Here’s a warning about jumping too far onto the mobile broadband bandwagon. Selling it as an alternative to fixed broadband will fail in both the U.S and Europe. That’s according to a new survey from Analysys Mason.
The report, The Connected Consumer Survey 2: Mobile Broadband, says there is a strong, and correct, perception among consumers that mobile broadband is slower, less reliable and more expensive than fixed broadband. Seventy percent of those surveyed had that opinion. Where consumers have a choice between fixed and mobile broadband, mobile broadband, the report says, should not be sold as the primary means of access, but as a complement. Six-thousand consumers were interviewed for the study.
Customers are also becoming increasingly happy with their fixed broadband service. Of those who said they were not interested in mobile broadband, nearly three in four (72 percent) said it was because they are happy with their fixed service (up from 65 percent last year).
“The positive message for service providers is that customers have realistic expectations for mobile broadband, and are not taking it to be a direct equivalent to fixed broadband,” says Tom Rebbeck, research director at Analysys Mason and author of the report. “If they were, they would likely be disappointed. To sell mobile broadband as a substitute for fixed broadband would mean cutting prices while providing a poorer service – something that is unlikely to be satisfactory in the long term. About 13 percent of mobile broadband subscribers are already planning to drop the service. By comparison, less than 1 percent of subscribers intend to abandon their mobile voice service.”
The factors that might attract consumers who are not currently considering mobile broadband – price reductions and network improvements – would be costly to implement. Prices are already low in many markets and, given the cost pressure on mobile broadband, it is unlikely that operators will reduce them further, the report says.
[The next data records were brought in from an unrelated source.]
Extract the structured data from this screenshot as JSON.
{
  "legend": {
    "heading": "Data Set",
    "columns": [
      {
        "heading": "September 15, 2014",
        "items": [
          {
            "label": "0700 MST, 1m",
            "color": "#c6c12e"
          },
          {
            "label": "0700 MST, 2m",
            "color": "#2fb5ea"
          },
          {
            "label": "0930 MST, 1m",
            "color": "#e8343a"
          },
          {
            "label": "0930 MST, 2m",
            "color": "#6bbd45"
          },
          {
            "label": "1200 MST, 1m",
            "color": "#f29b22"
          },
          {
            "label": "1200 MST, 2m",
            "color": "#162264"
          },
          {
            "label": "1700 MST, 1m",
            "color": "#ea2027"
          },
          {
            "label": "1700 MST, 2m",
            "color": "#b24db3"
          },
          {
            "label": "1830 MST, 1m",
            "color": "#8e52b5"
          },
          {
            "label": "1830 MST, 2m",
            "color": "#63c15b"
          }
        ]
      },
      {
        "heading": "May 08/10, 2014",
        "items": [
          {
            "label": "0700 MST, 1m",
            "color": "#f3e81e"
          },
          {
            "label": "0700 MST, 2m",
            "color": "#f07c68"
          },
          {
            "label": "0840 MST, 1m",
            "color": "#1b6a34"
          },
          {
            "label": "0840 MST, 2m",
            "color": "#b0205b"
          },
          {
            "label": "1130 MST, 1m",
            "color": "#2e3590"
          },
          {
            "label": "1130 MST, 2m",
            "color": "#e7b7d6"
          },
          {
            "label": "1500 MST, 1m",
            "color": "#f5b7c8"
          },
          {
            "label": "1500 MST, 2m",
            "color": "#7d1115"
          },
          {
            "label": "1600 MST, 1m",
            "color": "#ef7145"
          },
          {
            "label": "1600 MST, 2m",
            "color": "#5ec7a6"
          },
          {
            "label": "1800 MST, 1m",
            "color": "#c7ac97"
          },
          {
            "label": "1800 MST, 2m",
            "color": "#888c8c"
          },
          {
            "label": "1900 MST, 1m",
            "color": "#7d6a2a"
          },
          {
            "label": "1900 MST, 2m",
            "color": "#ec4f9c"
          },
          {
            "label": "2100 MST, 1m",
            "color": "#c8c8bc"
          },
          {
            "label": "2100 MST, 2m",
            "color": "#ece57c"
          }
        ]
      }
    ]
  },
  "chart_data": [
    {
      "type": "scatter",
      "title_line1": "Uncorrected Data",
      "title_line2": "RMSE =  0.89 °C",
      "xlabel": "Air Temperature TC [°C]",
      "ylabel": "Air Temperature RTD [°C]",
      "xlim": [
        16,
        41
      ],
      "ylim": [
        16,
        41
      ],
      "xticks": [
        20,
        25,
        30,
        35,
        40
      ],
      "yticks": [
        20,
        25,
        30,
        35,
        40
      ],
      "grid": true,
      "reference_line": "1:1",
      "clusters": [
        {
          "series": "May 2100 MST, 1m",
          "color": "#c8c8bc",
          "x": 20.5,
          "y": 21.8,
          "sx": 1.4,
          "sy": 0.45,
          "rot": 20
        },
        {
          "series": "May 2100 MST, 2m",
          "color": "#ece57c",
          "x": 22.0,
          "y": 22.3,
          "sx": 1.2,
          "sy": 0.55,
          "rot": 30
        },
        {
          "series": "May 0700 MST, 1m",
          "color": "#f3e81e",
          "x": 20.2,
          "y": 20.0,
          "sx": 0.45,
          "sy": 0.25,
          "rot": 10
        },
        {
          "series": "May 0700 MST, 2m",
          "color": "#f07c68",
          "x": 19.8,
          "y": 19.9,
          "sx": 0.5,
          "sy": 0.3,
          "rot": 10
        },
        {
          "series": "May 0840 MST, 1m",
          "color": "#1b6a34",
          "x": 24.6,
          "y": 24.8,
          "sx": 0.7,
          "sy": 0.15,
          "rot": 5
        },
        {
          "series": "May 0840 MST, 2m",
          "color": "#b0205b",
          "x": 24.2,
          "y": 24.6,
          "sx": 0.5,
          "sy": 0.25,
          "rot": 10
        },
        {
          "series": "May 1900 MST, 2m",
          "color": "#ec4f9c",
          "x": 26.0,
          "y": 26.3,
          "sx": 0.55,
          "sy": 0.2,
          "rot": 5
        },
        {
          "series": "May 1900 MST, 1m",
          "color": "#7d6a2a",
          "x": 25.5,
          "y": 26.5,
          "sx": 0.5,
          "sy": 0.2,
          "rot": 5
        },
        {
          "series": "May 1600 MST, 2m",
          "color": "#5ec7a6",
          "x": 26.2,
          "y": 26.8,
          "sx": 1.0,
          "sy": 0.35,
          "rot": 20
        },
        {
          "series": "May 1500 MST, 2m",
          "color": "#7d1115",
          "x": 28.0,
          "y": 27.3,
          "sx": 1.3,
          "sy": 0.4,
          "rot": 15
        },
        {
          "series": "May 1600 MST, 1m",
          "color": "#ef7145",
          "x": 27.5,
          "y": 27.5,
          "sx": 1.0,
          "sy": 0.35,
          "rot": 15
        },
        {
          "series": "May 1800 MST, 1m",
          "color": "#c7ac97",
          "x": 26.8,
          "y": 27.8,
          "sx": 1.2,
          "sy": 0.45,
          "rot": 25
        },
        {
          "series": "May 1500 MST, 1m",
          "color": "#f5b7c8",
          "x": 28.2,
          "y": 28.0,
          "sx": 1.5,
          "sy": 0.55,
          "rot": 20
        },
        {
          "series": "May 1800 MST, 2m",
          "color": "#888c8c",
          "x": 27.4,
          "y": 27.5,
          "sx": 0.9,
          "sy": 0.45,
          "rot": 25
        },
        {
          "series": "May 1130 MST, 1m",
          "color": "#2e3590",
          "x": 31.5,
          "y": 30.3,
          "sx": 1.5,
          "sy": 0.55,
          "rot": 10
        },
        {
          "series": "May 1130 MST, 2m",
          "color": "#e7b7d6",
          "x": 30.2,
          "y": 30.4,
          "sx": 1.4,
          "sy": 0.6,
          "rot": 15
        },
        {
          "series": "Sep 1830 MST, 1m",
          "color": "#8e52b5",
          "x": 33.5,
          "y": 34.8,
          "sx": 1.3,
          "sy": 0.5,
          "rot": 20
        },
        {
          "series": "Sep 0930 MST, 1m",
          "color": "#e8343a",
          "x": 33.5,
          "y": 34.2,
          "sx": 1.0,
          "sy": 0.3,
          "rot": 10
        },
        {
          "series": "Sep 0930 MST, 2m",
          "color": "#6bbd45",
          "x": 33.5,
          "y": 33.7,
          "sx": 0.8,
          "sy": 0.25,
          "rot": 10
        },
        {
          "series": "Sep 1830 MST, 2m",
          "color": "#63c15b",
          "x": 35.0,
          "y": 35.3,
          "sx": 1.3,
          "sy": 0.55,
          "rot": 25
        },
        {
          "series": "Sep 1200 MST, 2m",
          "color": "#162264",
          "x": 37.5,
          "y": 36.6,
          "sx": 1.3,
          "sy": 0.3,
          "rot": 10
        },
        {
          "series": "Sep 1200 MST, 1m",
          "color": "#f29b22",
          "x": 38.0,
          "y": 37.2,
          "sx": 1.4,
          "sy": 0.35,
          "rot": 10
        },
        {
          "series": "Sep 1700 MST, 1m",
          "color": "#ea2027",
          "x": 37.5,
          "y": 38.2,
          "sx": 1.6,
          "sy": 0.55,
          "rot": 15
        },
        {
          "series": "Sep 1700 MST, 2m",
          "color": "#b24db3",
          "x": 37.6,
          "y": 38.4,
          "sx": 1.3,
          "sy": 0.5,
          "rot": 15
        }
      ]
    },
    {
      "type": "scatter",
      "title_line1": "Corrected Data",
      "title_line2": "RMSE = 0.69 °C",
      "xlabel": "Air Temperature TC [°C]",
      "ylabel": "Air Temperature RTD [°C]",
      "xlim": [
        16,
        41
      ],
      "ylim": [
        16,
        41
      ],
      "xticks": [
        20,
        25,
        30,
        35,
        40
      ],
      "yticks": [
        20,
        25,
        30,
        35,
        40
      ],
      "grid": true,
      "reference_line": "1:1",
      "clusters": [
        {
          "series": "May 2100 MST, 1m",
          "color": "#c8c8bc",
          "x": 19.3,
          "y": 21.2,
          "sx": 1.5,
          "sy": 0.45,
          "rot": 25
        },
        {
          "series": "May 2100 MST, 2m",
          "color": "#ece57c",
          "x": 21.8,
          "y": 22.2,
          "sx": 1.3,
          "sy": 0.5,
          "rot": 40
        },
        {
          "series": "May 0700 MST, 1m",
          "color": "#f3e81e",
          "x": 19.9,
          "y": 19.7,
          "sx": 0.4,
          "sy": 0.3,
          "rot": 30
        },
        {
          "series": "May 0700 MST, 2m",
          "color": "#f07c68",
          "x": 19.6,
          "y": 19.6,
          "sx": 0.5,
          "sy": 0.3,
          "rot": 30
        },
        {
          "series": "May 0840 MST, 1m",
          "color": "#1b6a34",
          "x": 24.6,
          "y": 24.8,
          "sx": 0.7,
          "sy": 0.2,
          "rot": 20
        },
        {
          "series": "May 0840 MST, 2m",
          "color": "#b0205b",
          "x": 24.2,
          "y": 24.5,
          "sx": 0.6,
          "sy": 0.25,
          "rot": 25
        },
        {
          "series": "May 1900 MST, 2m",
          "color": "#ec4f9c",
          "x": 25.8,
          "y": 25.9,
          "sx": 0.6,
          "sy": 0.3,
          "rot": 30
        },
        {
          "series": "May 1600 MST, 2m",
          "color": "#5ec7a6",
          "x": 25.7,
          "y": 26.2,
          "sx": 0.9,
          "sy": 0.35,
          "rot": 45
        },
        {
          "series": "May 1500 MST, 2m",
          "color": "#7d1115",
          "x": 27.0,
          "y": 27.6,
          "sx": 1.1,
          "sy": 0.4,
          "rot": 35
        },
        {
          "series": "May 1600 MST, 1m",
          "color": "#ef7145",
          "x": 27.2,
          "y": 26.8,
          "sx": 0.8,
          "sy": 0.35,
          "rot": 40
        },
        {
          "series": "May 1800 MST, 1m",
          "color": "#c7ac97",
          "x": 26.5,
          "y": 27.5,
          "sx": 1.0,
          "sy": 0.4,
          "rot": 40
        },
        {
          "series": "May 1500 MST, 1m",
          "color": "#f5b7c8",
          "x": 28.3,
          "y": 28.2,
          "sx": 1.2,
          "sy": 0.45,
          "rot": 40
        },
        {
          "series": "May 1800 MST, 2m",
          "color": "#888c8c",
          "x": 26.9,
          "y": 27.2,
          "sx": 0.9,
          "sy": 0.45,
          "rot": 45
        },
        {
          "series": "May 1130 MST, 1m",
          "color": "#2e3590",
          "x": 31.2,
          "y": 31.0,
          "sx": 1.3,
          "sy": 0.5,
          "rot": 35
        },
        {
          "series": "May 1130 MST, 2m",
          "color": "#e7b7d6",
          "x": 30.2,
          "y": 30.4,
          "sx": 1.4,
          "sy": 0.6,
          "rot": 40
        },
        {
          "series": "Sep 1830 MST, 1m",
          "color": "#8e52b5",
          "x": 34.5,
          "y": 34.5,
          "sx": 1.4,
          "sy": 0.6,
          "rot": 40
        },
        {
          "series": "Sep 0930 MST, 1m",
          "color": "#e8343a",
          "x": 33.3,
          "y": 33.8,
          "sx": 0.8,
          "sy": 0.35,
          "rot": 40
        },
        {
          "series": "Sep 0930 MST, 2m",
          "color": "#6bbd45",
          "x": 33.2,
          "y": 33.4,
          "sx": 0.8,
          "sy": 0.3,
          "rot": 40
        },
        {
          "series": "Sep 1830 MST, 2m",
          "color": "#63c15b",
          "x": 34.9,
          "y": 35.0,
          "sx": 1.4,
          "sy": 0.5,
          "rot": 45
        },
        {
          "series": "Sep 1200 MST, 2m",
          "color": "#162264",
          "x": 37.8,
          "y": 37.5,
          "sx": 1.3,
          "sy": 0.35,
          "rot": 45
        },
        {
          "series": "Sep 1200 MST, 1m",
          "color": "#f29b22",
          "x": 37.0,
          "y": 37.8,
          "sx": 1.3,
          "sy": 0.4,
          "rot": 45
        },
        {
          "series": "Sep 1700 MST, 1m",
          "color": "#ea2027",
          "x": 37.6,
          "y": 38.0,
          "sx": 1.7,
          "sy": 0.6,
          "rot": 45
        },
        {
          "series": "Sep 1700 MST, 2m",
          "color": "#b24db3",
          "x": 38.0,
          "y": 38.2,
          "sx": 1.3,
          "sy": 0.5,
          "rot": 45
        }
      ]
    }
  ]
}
If consumers realize the mobile broadband is not a substitute for fixed broadband, then why are equipment vendors and some wireless proponents still pushing it for such? The United States still does not allocate enough spectrum to provide a full range of broadband services wirelessly to an entire city. It is a great solution for voice and data, but falls short for video especially HD and 3D. Having said that there may be some applications in low density rural areas where wireless solutions are a cost-effective alternative to fiber. In this case there will be fewer subscribers sharing the bandwidth which would be sufficient for voice, data, and IP-TV. Wireless is a great solution for mobile applications and ones where a wired infrastructure is cost prohibitive…and consumers know that.